Una donna che viaggia da sola, mentre c’è la guerra.
Simone De Beauvoir fa sosta in stazione, prende un treno, riparte, ancora un altro treno, una sala d’aspetto e una nuova banchina dove aspettare.

Estratti da L’Età Forte di Simone De Beauvoir

Contavo di essere a Crécy in un’ora, ma i treni vanno come vogliono. Sono arrivata solo alle sette. Sono arrivata solo alle sette a Esbly dopo aver lungamente fantasticato affianco allo sportello: mi sento fuori dal mondo, e penso senza orrore di potermi annientare totalmente.

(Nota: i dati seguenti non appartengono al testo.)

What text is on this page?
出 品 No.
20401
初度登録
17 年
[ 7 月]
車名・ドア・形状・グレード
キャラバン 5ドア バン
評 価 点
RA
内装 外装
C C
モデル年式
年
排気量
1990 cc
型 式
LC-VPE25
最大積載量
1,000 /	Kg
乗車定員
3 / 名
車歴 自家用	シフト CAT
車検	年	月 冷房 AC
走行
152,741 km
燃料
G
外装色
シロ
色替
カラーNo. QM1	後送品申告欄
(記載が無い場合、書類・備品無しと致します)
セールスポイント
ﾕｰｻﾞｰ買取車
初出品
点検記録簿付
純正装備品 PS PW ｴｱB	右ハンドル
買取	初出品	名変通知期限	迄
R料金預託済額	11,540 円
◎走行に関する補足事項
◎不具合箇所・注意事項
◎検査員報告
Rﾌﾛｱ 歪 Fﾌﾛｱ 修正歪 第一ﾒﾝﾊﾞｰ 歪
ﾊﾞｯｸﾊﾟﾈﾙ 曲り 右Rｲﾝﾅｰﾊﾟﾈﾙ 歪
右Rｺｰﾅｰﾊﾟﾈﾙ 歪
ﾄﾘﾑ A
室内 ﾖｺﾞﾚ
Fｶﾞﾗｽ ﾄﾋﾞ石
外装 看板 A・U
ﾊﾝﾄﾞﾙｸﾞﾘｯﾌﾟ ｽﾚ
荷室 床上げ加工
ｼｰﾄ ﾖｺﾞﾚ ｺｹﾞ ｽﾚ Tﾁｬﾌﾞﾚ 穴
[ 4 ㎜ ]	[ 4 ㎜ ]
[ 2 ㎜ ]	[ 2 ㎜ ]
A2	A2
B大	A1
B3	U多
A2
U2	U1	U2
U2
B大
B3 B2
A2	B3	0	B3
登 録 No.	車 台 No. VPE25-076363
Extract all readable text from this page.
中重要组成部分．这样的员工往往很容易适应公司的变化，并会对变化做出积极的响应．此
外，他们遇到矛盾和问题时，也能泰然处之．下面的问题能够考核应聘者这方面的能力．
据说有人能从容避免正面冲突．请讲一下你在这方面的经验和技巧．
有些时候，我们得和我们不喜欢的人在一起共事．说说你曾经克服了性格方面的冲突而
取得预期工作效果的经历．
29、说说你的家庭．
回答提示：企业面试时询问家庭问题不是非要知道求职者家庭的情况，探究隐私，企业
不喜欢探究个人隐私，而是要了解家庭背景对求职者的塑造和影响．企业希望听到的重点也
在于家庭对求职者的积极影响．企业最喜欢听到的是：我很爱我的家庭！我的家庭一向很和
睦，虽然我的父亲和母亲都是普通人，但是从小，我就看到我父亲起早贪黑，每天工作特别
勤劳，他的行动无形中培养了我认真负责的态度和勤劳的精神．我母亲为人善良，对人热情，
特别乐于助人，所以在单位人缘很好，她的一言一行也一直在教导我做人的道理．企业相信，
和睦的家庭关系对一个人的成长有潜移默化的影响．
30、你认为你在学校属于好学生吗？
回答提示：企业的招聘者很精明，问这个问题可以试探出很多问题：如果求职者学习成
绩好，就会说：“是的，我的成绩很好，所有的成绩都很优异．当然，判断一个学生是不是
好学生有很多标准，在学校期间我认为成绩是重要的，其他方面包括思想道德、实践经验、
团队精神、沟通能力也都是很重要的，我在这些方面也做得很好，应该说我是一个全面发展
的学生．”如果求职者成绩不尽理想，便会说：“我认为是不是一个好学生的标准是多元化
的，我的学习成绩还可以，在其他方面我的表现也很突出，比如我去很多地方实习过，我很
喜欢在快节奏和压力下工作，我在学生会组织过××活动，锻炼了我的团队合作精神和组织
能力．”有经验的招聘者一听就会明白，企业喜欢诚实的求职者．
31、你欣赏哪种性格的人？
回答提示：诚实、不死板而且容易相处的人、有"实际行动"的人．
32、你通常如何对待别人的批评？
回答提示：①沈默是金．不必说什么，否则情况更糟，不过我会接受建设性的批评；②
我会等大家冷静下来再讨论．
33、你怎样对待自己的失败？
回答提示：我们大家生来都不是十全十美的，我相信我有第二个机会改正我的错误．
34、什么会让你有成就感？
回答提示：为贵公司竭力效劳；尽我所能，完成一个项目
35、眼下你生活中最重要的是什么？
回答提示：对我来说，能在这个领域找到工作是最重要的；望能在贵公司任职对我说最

Pure, mi ricordo chiaramente cos’era la felicità. A Esbly mi hanno detto che bisognava aspettare un’ora, mi hanno già scacciata da due caffè, e sto scrivendo questo nel terzo. Mi piace questa sosta, questa notte, e il rumore dei treni. Non è una sosta, è questa la realtà vera: essere senza casa, senza amici, senza scopo, senza orizzonte, un minuscolo dolore in mezzo a una notte tragica.
[…]
Saverne, ore nove, stazione immensa, nera e formicolante. C’è soltanto un buffet-sala d’aspetto dove non è permesso bere. Esco, e un aviatore mi si mette dietro; traversiamo una piazza tutta buia, e lui bussa al portone di un albergo, parlamenta con la padrona che sembra conoscere bene e che ci lascia entrare; in una triste sala da pranzo bevo una limonata davanti all’aviatore che fa lo scemo con la cameriera. Ma ci cacciano quasi subito. Il direttissimo non parte che a mezzanotte, e mi sento un po’ oppressa. La sala d’aspetto puzza di guerra; alcuni tavoli spinti gli uni contro gli altri sono coperti di miseri bagagli: materassi, coperte, fagotti da evacuatori; questi si ammucchiano sulle sedie, in mezzo a un fumo spesso, nel calore malsano di un radiatore a ossido di carbone. Resto in piedi, a leggere; poi esco. Nel passaggio sotterraneo sono ammassati degli zaini, e su di essi sono seduti dei soldati che mangiano; altri si riposano sui gradini della scalinata; la banchina è talmente affollata di soldati che non si riesce a fare un passo. Rimango in piedi, come uno stilista, e talmente assorta nei miei pensieri che l’ultima ora d’attesa trascorre senza che io me ne accorga. In quanto <<introvabile>>, come direbbe Sartre, questa guerra è dappertutto; questa banchina è la guerra.